Just a last comment, we're kind of off the rails here. I'll read your reply but I won't answer, I hope you're OK with that!

> What you're presenting is a Turing tarpit kind of argument - totally irrelevant to anybody with a sense for practicality.

Not really, it requires very little to do so. Here's how to make fixnum arithmetic go wroom-wroom: https://plaster.tymoon.eu/view/1380#1380

Does that look like a Turing tar-pit to you? Scroll down to the assembly.

I mean, I do think that C-level safety is unacceptable though.

> [...] and half wrong. Yes, UNIX is the worst useable OS, except all the alternatives.

You happen to be misinformed regarding this. It's true today regarding Linux perhaps, but not back then.

>I suggest actually reading my comments, because I've written all that I have to say. In one sentence,

Didn't you just say that empirical evidence points towards C being fast? That's not enough.

pjmlp · on May 14, 2019

C wasn't fast compared to many other high level compilers on mainframes, some of them still being sold by IBM and Unisys, which kept the original system languages instead of throwing it away and rewrite everything in C.

And on 8 and 16 bit systems, any junior Assembly programmer could easily outperform code generated by C compilers.

igouy · on May 20, 2019

> What good would that do?

It would surprise and nudge expectations in a positive way.

> You have already seceded that…

?

conceded ?

darkpuma · on May 14, 2019

BLAS/LAPACK is fortran, not C.

stephencanon · on May 14, 2019

BLAS is a set of subroutine interfaces that originated in Fortran, but can be implemented in any language; most mainstream implementations use one or more of Fortran, C, C++, assembly, and DSLs.

gnufx · on May 14, 2019

Right, though a LAPACK implementation is probably going to be mostly Fortran from the reference version, typically with some optimized routines, e.g. what OpenBLAS imports. Something to note is that unfortunately, the interface is the obsolete Fortran77-style, not modern Fortran, though that does make it more likely you can interchange implementations at run time as appropriate.

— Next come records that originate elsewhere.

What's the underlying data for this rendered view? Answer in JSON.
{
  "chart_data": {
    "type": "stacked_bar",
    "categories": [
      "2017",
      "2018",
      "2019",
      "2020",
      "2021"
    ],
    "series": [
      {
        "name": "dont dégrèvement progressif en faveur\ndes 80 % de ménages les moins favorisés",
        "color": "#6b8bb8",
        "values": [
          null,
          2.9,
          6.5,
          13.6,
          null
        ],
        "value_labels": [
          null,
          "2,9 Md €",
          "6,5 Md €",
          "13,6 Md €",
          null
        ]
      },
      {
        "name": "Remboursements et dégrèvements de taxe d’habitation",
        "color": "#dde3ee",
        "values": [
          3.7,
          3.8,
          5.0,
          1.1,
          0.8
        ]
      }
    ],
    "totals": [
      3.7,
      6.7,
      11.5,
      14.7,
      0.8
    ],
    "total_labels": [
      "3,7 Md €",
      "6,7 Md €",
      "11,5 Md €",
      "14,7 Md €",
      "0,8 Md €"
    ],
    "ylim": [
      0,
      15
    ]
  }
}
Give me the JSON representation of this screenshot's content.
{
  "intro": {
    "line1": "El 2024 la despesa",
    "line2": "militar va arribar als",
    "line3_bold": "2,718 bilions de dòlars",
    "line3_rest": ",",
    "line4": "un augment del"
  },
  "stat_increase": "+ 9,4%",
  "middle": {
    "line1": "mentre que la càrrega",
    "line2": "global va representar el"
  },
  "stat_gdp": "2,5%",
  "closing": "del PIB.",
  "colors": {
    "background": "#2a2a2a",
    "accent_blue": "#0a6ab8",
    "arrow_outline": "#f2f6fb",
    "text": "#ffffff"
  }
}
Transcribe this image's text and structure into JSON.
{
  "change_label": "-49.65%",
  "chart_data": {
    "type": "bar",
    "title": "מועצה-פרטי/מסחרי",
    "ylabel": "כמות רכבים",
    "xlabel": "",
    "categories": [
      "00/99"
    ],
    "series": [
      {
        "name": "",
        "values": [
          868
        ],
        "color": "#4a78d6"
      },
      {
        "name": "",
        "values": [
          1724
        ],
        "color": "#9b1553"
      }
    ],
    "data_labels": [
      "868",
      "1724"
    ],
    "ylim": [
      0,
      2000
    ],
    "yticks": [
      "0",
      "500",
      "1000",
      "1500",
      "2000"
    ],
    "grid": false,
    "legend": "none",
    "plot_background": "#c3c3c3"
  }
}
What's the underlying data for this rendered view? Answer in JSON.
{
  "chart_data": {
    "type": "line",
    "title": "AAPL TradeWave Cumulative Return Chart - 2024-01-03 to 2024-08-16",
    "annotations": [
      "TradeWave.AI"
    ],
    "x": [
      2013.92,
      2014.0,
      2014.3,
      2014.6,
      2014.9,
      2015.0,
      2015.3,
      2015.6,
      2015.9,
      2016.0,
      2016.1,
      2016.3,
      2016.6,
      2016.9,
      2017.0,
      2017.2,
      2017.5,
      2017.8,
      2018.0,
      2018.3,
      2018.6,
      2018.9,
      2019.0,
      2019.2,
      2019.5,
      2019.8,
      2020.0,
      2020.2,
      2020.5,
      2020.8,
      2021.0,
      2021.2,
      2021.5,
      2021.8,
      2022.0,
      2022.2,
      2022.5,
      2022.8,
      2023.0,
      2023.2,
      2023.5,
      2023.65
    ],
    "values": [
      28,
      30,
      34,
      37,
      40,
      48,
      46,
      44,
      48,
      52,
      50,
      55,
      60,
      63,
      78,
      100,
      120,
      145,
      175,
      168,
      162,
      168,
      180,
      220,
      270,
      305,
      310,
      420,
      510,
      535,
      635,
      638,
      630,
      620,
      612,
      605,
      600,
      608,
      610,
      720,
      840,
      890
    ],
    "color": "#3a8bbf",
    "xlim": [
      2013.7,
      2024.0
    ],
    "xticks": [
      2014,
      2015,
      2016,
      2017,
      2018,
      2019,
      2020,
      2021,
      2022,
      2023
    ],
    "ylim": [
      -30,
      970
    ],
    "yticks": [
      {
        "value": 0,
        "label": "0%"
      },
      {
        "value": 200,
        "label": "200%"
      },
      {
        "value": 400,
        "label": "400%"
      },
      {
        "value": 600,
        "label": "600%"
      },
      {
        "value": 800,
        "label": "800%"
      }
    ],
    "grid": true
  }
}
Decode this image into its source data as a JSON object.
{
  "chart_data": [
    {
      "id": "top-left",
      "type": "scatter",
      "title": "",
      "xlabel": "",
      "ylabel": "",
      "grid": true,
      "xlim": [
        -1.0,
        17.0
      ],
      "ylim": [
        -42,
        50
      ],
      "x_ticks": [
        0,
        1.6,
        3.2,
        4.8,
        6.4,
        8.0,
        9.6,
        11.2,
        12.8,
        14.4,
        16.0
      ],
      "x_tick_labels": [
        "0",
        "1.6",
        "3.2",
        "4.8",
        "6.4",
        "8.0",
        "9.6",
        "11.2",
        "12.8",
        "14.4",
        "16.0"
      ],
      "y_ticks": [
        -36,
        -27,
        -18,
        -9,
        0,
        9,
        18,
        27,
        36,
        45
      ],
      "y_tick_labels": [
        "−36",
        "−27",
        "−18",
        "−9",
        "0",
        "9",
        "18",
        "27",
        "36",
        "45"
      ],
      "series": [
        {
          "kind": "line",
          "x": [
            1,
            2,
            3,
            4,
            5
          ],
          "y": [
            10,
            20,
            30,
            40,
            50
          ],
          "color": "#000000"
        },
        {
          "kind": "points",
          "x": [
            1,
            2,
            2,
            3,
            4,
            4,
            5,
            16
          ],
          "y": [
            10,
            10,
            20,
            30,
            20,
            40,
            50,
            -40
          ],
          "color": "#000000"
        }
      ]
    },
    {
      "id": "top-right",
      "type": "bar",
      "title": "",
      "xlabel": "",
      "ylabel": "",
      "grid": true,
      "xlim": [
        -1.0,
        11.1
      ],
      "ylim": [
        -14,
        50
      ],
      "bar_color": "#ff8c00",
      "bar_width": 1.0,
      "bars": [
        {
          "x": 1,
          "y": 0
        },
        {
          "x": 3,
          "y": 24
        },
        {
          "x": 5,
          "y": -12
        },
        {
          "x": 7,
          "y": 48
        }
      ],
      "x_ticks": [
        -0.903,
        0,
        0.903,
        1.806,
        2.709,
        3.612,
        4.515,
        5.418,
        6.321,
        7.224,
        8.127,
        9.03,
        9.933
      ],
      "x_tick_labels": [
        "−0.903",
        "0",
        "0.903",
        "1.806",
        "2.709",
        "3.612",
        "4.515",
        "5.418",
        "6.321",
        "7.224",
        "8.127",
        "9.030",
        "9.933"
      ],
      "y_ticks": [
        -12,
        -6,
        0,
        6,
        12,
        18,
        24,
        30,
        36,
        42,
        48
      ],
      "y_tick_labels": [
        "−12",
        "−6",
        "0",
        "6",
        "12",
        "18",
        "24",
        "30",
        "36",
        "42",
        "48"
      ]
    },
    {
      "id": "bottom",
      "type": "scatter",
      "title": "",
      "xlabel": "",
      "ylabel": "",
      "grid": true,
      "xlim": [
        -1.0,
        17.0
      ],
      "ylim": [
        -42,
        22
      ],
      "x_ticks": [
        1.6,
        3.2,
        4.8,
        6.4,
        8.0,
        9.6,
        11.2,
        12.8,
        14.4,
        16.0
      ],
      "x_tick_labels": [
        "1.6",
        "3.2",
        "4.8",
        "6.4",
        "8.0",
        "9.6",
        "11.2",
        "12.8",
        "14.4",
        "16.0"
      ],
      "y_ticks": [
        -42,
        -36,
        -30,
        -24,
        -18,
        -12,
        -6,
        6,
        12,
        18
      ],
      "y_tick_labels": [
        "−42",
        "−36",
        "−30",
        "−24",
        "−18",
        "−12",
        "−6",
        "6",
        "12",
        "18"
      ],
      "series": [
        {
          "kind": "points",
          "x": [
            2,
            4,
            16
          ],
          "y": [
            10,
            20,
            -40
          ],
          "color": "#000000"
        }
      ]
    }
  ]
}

darkpuma · on May 14, 2019

It's my impression that common implementations of BLAS have fortran at the core because fortran (moreso than C) lends itself to automatic vectorization.

gh02t · on May 14, 2019

This is partially true (or at least once was, the performance gap is pretty slim nowadays), but most of the high-performance BLAS implementations like OpenBLAS or MKL have their hot path code written in hand-tuned assembler anyway.

stephencanon · on May 14, 2019

BLAS inner loops are usually explicitly hand-vectorized, so Fortran’s autovectorization advantages don’t help. I’ve written many BLAS kernels in assembly over the years.

gnufx · on May 14, 2019

Not arguing with that, but I think the jury is out on whether they need to be hand vectorized. With recent GCC, generic C for BLIS' DGEMM gives about 2/3 the performance of the hand-coded version on Haswell, and it may be somewhat pessimized by hand-unrolling rather than letting the compiler do it. The remaining difference is thought to be mainly from prefetching, but I haven't verified that. (Details are scattered in the BLIS issue tracker earlier this year.)

For information of anyone who doesn't know about performance of level 3 BLAS: It doesn't come just from vectorization, but also cache use with levels of blocking (and prefetch). See the material under https://github.com/flame/blis. Other levels -- not matrix-matrix -- are less amenable to fancy optimization, with lower arithmetic density to pit against memory bandwidth, and BLIS mostly hasn't bothered with them, though OpenBLAS has.

stephencanon · on May 14, 2019

Haswell is now a 6 year-old core, so compiler cost models and vectorization support for AVX2 + FMA have mostly caught up. The state of autovectorization targeting AVX-512 or even NEON on new cores is quite a bit less satisfactory for now.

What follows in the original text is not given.